Additionally, based on the requirements of the RICO statute, Plaintiff has also failed to plead that each Defendant has intended to engage in conduct with actual knowledge of the illegal activities. See Walters v. McMahen, 684 F.3d 435, 440-43 (4th Cir. 2012) (affirming the dismissal of a complaint for failure to plead sufficient facts showing that an employer has actual knowledge that aliens were "brought into the United States" for predicate act of illegal hiring). Specifically, Plaintiff's Proposed Third Amended Complaint fails to incorporate the usury counts into the RICO counts. See Pl.'s Proposed Am. Compl. This omission, in addition to the lack of allegations demonstrating that Defendants had actual knowledge, further exemplifies Plaintiff's failure to adequately plead the alleged RICO violations.

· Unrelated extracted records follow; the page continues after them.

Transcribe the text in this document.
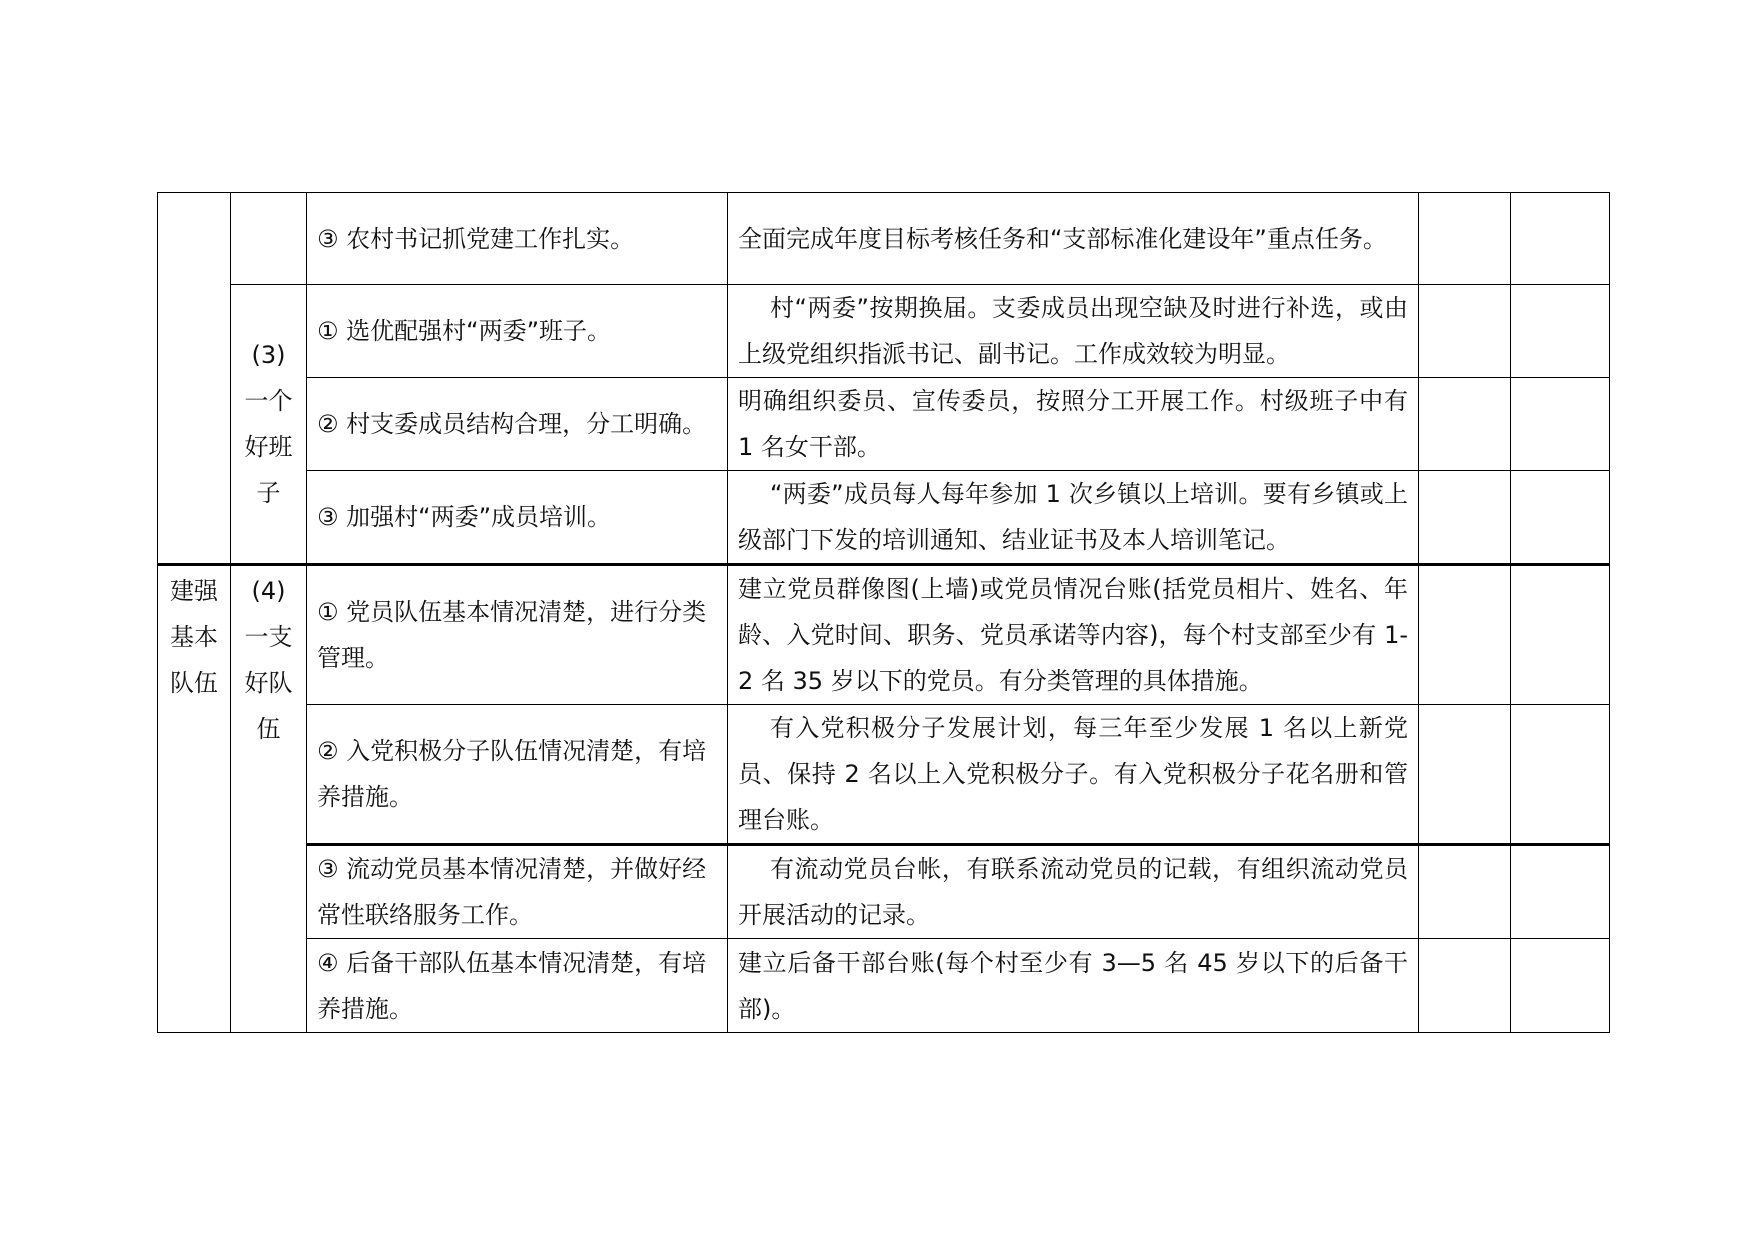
		③ 农村书记抓党建工作扎实。	全面完成年度目标考核任务和“支部标准化建设年”重点任务。		
	(3) 一个好班子	① 选优配强村“两委”班子。	村“两委”按期换届。支委成员出现空缺及时进行补选，或由上级党组织指派书记、副书记。工作成效较为明显。		
		② 村支委成员结构合理，分工明确。	明确组织委员、宣传委员，按照分工开展工作。村级班子中有 1 名女干部。		
		③ 加强村“两委”成员培训。	“两委”成员每人每年参加 1 次乡镇以上培训。要有乡镇或上级部门下发的培训通知、结业证书及本人培训笔记。		
建强基本队伍	(4) 一支好队伍	① 党员队伍基本情况清楚，进行分类管理。	建立党员群像图(上墙)或党员情况台账(括党员相片、姓名、年龄、入党时间、职务、党员承诺等内容)，每个村支部至少有 1-2 名 35 岁以下的党员。有分类管理的具体措施。		
		② 入党积极分子队伍情况清楚，有培养措施。	有入党积极分子发展计划，每三年至少发展 1 名以上新党员、保持 2 名以上入党积极分子。有入党积极分子花名册和管理台账。		
		③ 流动党员基本情况清楚，并做好经常性联络服务工作。	有流动党员台帐，有联系流动党员的记载，有组织流动党员开展活动的记录。		
		④ 后备干部队伍基本情况清楚，有培养措施。	建立后备干部台账(每个村至少有 3—5 名 45 岁以下的后备干部)。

Additionally, in Zarrella v. Minnesota Mutual Life Insurance Co., 824 A.2d 1249 (R.I. 2003), the Rhode Island Supreme Court held that in order to establish civil liability under RICO, "a plaintiff must first establish that defendant engaged in criminal activity[, ]" otherwise they will not be able to prevail on those claims. Zarrella, 824 A.2d at 1261. In Plaintiff's RICO counts, it specifically excludes all counts referencing the requisite criminal predicate act in the Proposed Third Amended Complaint. See Pl.'s Proposed Am. Compl. 22-28. This pleading deficiency makes it impossible for Plaintiff to adequately plead the requisite predicate act for the RICO claims. All of the above-mentioned deficiencies in Plaintiff's Proposed Third Amended Complaint have convinced this Court that allowing Plaintiff to refile the Complaint would be futile under Rhode Island law.
IV
Conclusion
Based on the foregoing, Plaintiff's Motions to Compel Deposition Testimony from Sweeney and Gertz are denied. This Court must deny Plaintiff's Motions as a matter of law because Defendants have successfully demonstrated that this Court's previous June 9, 2020 Decision forecloses further testimony regarding an alleged indemnification agreement or alleged Rule 1.8 violations. This Court also denies Plaintiff's Motion to File a Third Amended Complaint in this instant matter because Defendants have successfully established that Plaintiff's attempted filing of the Third Amended Complaint under Rhode Island law would be futile. Counsel shall prepare and submit the appropriate order for entry consistent with this Decision.